If you thought earnings were expensive, a more oblique way to express it would be to buy #3 (2/21 expiry) and sell #4 (3/21 expiry) which corresponds to a 51.5% forward vol NET of adjusting for earnings. Most of that “value” does seem to be driven by 2/21’s cheapness rather than 3/21’s expensiveness (something you can notice by observing how the 2/28-2/21 forward is more stretched than the 3/21-2/28 forward despite us thinking when we anoint 2/28 as fair. This can inform your weighting of a calendar — you sell 3/21 maybe you buy twice as much 2/21 if you think that’s the best leg. This is where having additional info about the flows that are pushing options around and the general “art” of trading is apparent.)

Pretty pictures

If you clean every event, iron out all the kinks you might just find a well-behaved curve. “Listen” to the market carefully It’s a call and response:

You: “Look a kinky opportunity”

Market: “Nah, there something coming up. This is what people expect.”

You: “Ah, thanks for the heads up, I’ll incorporate it”

Market: “Aren’t you gonna cast your vote?”

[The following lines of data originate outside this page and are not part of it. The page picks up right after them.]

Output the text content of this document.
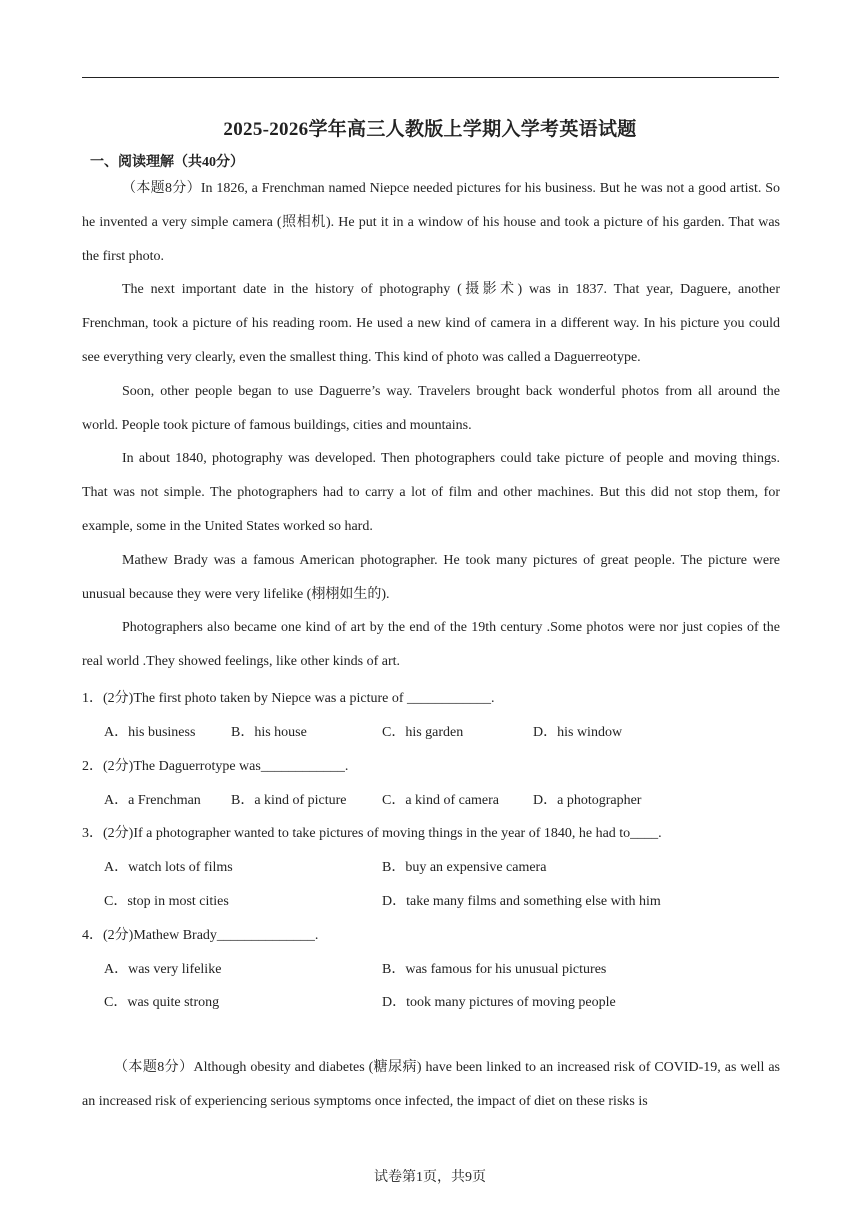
2025-2026学年高三人教版上学期入学考英语试题
一、阅读理解（共40分）

（本题8分）In 1826, a Frenchman named Niepce needed pictures for his business. But he was not a good artist. So he invented a very simple camera (照相机). He put it in a window of his house and took a picture of his garden. That was the first photo.

The next important date in the history of photography (摄影术) was in 1837. That year, Daguere, another Frenchman, took a picture of his reading room. He used a new kind of camera in a different way. In his picture you could see everything very clearly, even the smallest thing. This kind of photo was called a Daguerreotype.

Soon, other people began to use Daguerre’s way. Travelers brought back wonderful photos from all around the world. People took picture of famous buildings, cities and mountains.

In about 1840, photography was developed. Then photographers could take picture of people and moving things. That was not simple. The photographers had to carry a lot of film and other machines. But this did not stop them, for example, some in the United States worked so hard.

Mathew Brady was a famous American photographer. He took many pictures of great people. The picture were unusual because they were very lifelike (栩栩如生的).

Photographers also became one kind of art by the end of the 19th century .Some photos were nor just copies of the real world .They showed feelings, like other kinds of art.

1．(2分)The first photo taken by Niepce was a picture of ____________.
A．his business	B．his house	C．his garden	D．his window
2．(2分)The Daguerrotype was____________.
A．a Frenchman B．a kind of picture	C．a kind of camera D．a photographer
3．(2分)If a photographer wanted to take pictures of moving things in the year of 1840, he had to____.
A．watch lots of films	B．buy an expensive camera
C．stop in most cities	D．take many films and something else with him
4．(2分)Mathew Brady______________.
A．was very lifelike	B．was famous for his unusual pictures
C．was quite strong	D．took many pictures of moving people

（本题8分）Although obesity and diabetes (糖尿病) have been linked to an increased risk of COVID-19, as well as an increased risk of experiencing serious symptoms once infected, the impact of diet on these risks is

试卷第1页，共9页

The response is up to you, but see the present clearly. Remember, measurement not prediction.

I’ll leave you with a spreadsheet so you can play with an event size and see how it propagates through the term structure. Smooth curves = smooth forward vol matrix.

💾Moontower Event Vol Matrix

Spreadsheet screenshots:

Final thoughts

Trading vol around events is a major topic.

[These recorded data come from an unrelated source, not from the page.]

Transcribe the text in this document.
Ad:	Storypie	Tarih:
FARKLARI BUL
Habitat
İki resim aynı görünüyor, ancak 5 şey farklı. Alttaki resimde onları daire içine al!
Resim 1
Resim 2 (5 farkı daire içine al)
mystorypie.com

At scale, quants will have more “proper” methods for doing this but I can tell you that a significant portion of my career earnings have come from understanding this stuff. (It was 20 years ago, about 2005, that I was starting to build this infra. All in Excel by the way.)

The techniques improve. I’m not a quant as I’ve said many times. I don’t know the state-of-the-art but with some simple math and yea a lot endurance, observing, noticing you can go quite far.

Is this gonna turn you into SIG or Jane? Hell no, but these are the ant trails that take you to the questions. To a frame of mind that measures for and seeks contradiction. Notice how little broad opinions matter. Instead, you are trying to turn market prices into mini-hypothesis. Trades are tests against hypothesis.

But it starts with measurement.

Here’s a few questions that option traders are asking every day.

How does the surface/consensus synthesize knowledge about:

  • prior earnings moves?
  • seasonal earnings moves?
  • time-series of implied earnings moves?
  • how earnings vol is cross-sectionally priced broadly and by sector?
  • how implied correlation is priced during earnings season?
  • how VRP’s look ahead of earnings? after earnings? if we clean implieds to get to base vols, do we clean realized vols after known events have passed to have base realized vols?

These are all active areas of inquiry. They are not solved problems. They will be eventually but then the conditions of their solving will have meant another set of opportunities will emerge.

If you are an aspiring pro, insert yourself somewhere and just start chopping wood.